Fix GH-18136: tracing JIT floating point register clobbering on Windows and ARM64

On win64, xmm6-xmm15 are preserved registers, but the prologues and
epilogues of JITted code don't handle these. The issue occurs when
calling into the JIT code again via an internal handler
(like call_user_func). Therefore, we want to save/restore xmm registers
upon entering/leaving execute_ex.
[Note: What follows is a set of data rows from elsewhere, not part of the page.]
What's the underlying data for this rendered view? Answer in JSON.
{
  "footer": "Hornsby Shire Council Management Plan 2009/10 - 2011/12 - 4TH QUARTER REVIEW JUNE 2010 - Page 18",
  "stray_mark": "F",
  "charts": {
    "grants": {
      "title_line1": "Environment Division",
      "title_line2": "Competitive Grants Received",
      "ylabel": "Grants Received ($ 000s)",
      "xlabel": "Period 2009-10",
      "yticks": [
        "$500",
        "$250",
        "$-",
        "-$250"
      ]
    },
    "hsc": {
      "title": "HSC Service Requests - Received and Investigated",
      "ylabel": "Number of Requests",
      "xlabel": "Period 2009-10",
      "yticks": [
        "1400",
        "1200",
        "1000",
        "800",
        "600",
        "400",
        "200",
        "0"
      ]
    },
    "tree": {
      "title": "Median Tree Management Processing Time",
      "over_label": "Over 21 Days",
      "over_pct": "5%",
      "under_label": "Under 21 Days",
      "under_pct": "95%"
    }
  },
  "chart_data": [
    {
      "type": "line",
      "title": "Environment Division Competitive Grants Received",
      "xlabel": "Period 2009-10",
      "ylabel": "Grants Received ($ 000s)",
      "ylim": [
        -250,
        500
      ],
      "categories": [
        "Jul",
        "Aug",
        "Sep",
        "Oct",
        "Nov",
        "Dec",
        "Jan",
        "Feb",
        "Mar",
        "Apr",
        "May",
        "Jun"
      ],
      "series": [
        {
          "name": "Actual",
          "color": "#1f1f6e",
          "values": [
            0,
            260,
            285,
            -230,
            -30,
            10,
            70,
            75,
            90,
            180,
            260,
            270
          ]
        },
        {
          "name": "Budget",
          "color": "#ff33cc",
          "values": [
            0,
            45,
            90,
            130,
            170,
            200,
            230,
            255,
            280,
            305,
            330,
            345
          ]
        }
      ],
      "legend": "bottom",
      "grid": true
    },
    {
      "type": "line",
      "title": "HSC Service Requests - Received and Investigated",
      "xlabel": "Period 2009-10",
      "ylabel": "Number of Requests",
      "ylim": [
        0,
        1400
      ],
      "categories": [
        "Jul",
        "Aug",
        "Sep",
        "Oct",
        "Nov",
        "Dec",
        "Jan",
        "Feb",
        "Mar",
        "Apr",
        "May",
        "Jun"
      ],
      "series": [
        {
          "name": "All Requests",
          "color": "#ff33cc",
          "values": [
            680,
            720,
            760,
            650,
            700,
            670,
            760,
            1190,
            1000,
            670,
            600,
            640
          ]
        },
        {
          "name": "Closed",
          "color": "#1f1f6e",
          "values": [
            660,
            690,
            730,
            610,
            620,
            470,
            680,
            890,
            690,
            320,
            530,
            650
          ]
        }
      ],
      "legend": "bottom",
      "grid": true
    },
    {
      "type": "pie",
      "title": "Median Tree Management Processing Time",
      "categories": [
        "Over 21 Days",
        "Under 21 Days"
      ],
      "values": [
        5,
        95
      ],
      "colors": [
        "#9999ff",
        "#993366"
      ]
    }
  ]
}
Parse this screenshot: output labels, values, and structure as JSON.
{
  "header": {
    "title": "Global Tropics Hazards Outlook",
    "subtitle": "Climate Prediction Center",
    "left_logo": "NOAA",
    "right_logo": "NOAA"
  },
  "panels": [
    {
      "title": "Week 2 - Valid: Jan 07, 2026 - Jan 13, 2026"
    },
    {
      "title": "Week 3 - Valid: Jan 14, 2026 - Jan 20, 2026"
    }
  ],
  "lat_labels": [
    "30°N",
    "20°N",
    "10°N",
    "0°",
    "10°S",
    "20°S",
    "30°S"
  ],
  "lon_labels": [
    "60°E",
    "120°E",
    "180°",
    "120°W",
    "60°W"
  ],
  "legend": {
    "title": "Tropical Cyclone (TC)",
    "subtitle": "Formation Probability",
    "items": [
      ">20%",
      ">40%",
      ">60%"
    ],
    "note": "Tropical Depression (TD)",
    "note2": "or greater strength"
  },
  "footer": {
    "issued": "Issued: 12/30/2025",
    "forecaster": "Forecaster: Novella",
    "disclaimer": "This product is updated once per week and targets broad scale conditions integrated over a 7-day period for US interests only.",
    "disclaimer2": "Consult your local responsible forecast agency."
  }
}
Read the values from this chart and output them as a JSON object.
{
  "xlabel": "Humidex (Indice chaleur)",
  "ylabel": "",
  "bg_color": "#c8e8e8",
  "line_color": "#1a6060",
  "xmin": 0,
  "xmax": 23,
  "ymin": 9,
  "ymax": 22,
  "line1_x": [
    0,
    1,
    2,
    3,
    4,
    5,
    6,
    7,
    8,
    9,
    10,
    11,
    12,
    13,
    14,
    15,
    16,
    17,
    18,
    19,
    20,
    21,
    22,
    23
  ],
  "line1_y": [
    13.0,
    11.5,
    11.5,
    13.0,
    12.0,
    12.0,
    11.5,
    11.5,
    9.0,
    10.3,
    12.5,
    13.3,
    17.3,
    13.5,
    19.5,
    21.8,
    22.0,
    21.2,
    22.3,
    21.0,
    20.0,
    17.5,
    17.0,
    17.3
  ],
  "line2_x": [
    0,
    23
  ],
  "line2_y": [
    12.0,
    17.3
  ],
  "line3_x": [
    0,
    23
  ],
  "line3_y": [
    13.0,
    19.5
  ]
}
Since MSVC x64 does not support inline
assembly, we create an assembly wrapper around the real execute_ex
function.
The alternative is to always save/restore these xmm registers into the
fixed call frame, but this causes unnecessary overhead.
The same issue occurs for ARM64 platforms for floating point register
8 to 15. However, there we can use inline asm to fix this.

Closes GH-18352.

Author: nielsdos

NEWS

@@ -38,6 +38,8 @@ PHP                                                                        NEWS
 - Opcache:
   . Fixed bug GH-18294 (assertion failure zend_jit_ir.c). (nielsdos)
   . Fixed bug GH-18289 (Fix segfault in JIT). (Florian Engelhardt)
+  . Fixed bug GH-18136 (tracing JIT floating point register clobbering on
+    Windows and ARM64). (nielsdos)
 
 - OpenSSL:
   . Fix memory leak in openssl_sign() when passing invalid algorithm.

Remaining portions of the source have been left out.